Wednesday 7 August 2013

James Bond and the Importance of 'We'

Les and I had a marvellous weekend a few days ago. We travelled south, with Jude, for some time with Les' extended family. On Friday night, an early 70th birthday meal for her elder sister, and the next evening a much bigger party for her cousin's 50th. We were particularly delighted that our own entire family made the journey to Hertfordshire to share in Saturday's festivities. They all love being with aunts, uncles and cousins. En route there or back, each of us in turn visited my mother, who is in a nursing home in Rugby, together with my sister and her husband who live nearby. So, a good all-round experience of family. During the day on Saturday, we wandered leisurely around St Albans, where I was brought up. It was market day, and the place was truly alive. I have never seen so much fresh fruit and veg on display. It was good to revisit the Abbey in particular, where I was confirmed just after we won the World Cup in 1966!

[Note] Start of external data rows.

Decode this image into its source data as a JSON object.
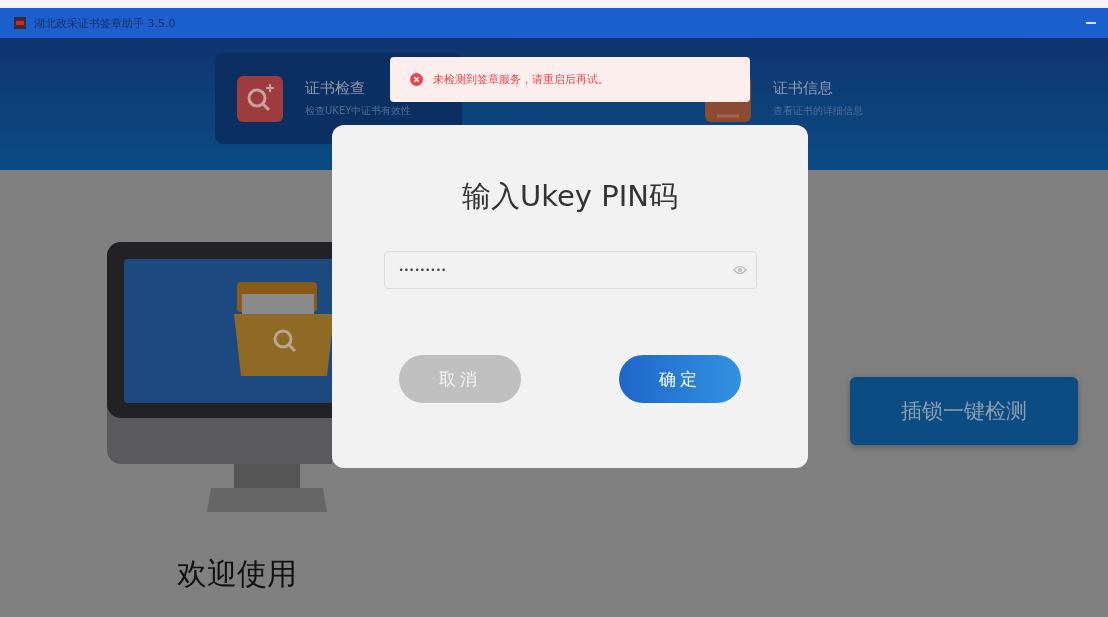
{
  "window": {
    "title": "湖北政采证书签章助手 3.5.0"
  },
  "feature_cards": [
    {
      "kind": "check",
      "title": "证书检查",
      "subtitle": "检查UKEY中证书有效性"
    },
    {
      "kind": "info",
      "title": "证书信息",
      "subtitle": "查看证书的详细信息"
    }
  ],
  "detect_button": "插锁一键检测",
  "welcome": "欢迎使用",
  "toast": {
    "kind": "error",
    "message": "未检测到签章服务，请重启后再试。"
  },
  "dialog": {
    "title": "输入Ukey PIN码",
    "pin_value": "•••••••••",
    "buttons": [
      {
        "kind": "cancel",
        "label": "取消"
      },
      {
        "kind": "confirm",
        "label": "确定"
      }
    ]
  }
}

It was so good to reconnect with wider family and my own past.

On our return (leaving at 5.30a.m. to get back in time for church!), we found ourselves with a free Sunday evening. So we watched our latest rental DVD, 'Skyfall' - the most recent James Bond epic. Here I have to confess: I have never watched a James Bond film before! I gather this one was typical in terms of the spectacular effects, car chases, shootings and sexual encounters. Hugely entertaining stuff, but my overall feeling was that it was much ado about not very much. The plot, such as it was, made little sense to me. But I gather this was a more sensitive picture of Bond, by now an aging agent, rather past his sell-by date with more normal human feelings and a definite vulnerability. I guess I'd give it 3*s out of 5.

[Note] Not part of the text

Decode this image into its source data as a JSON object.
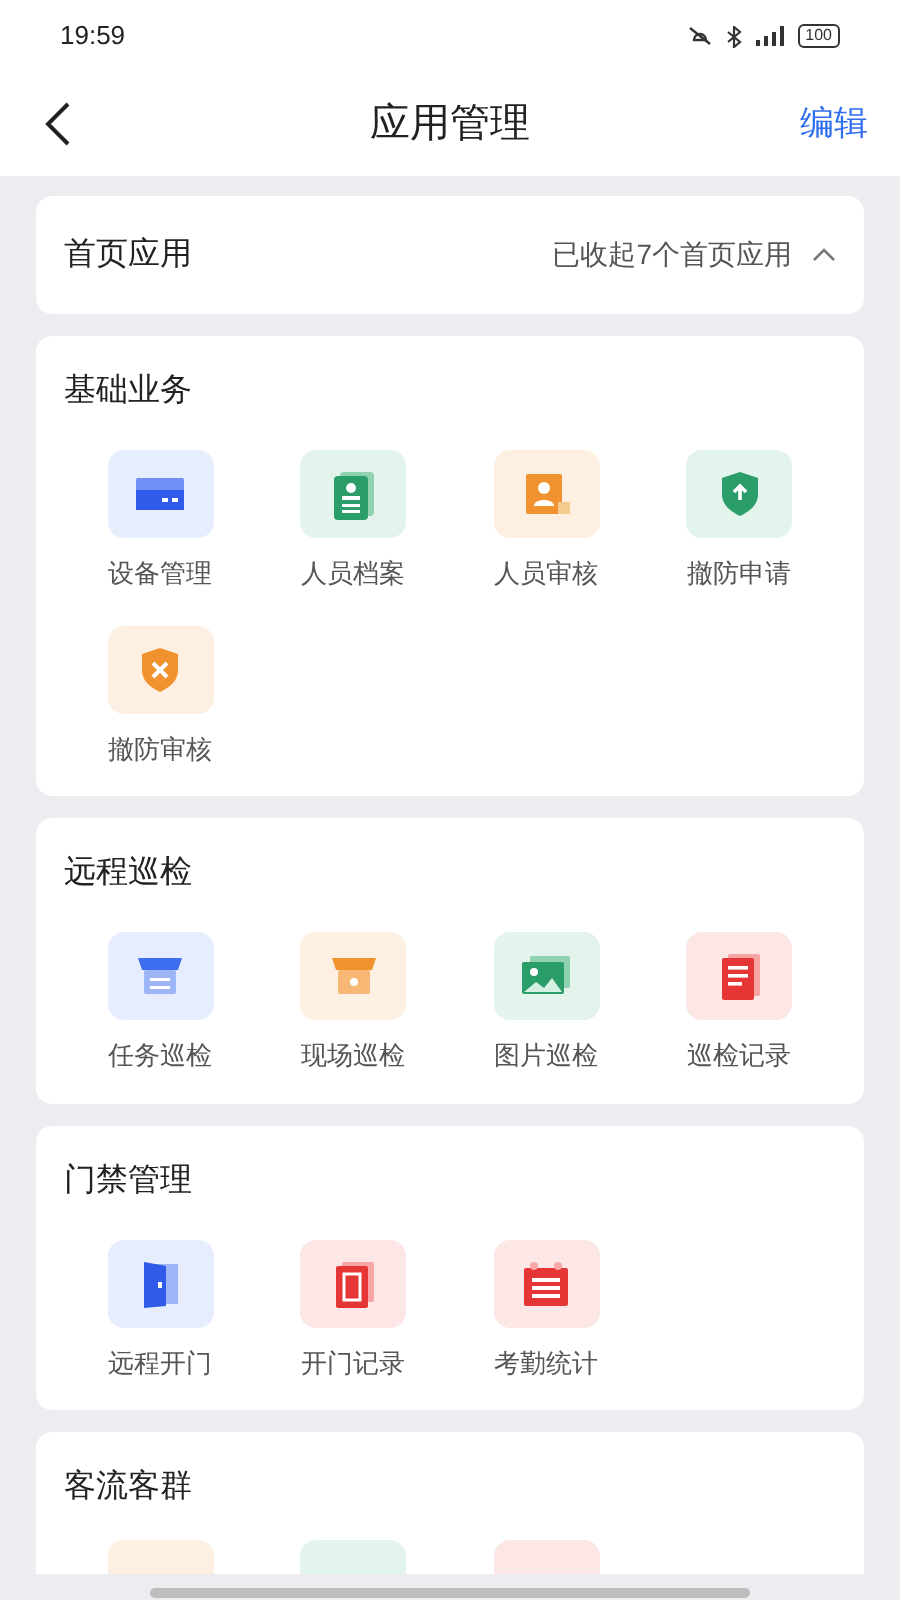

Presumably, if bizarrely, because of 'Skyfall', James Bond was the theme of the youth pilgrimage to the Anglican shrine at Walsingham, Norfolk last month. The ABC (Archbishop of Canterbury) addressed the pilgrims, saying that as Christians we are the opposite to James Bond: it is not our task to save the world single-handedly. Rather, we are part of a community, the Church, to whom God has indeed entrusted that task as the Body of Christ. This is a truth which bears on me more and more the longer I serve in ministry. I don't think many of us Christians realise just how important we are, as a body, in God's purposes for creation. For this reason, it is so important that we think in terms of 'we' in the Church rather than 'them and us' - for which you can read those of different theological persuasions, Christian denomination, or leaders and led.

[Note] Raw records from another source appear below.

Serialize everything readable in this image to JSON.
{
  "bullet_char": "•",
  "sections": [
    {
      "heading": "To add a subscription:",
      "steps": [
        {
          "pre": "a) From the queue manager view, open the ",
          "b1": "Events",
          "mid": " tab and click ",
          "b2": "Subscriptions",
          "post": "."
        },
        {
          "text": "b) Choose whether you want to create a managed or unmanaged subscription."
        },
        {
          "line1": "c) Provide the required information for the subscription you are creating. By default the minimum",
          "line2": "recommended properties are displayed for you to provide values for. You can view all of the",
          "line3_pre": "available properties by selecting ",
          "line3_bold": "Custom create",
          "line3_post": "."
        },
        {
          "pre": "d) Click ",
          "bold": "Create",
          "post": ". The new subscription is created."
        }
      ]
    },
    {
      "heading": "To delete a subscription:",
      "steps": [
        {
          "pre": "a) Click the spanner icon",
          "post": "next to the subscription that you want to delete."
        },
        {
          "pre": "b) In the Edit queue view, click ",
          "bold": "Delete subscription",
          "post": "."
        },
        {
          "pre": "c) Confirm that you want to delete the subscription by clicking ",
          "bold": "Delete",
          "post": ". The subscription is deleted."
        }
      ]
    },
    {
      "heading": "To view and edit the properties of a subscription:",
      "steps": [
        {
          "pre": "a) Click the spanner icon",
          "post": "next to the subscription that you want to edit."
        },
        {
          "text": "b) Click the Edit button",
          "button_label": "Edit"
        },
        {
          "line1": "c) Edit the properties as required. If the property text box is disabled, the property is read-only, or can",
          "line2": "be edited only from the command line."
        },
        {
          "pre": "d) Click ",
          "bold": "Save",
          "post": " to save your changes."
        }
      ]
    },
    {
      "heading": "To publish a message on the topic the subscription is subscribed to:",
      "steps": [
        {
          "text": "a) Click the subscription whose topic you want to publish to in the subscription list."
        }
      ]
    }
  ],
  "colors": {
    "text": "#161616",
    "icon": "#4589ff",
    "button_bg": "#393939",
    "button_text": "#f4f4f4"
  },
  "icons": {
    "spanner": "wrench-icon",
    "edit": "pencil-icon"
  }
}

I have had cause to address this recently in a particular situation, where them/us language has crept in. For Church, it is always 'we'. Could not the same be true of society, if we seek the common good? I have just started to read 'The New Few' by Ferdinand Mount. His thesis is that slowly, inexorably over more than 50 years Britain has slipped into oligarchy, or the exercise of government by the few i.e. the wealthy and powerful. Despite Osborne's 'all in this together', nothing could be further from the truth. It is very much 'us and them' - the wealthy, powerful few and the general public. Mount quotes Adam Smith from 1776:

People of the same trade seldom meet together, even for merriment and diversion, but that the conversation ends in a conspiracy against the public or in some contrivance to raise prices.

Ring any bells? The worrying thing is that history shows oligarchy e.g. in Rome to be a sign of a crumbling society.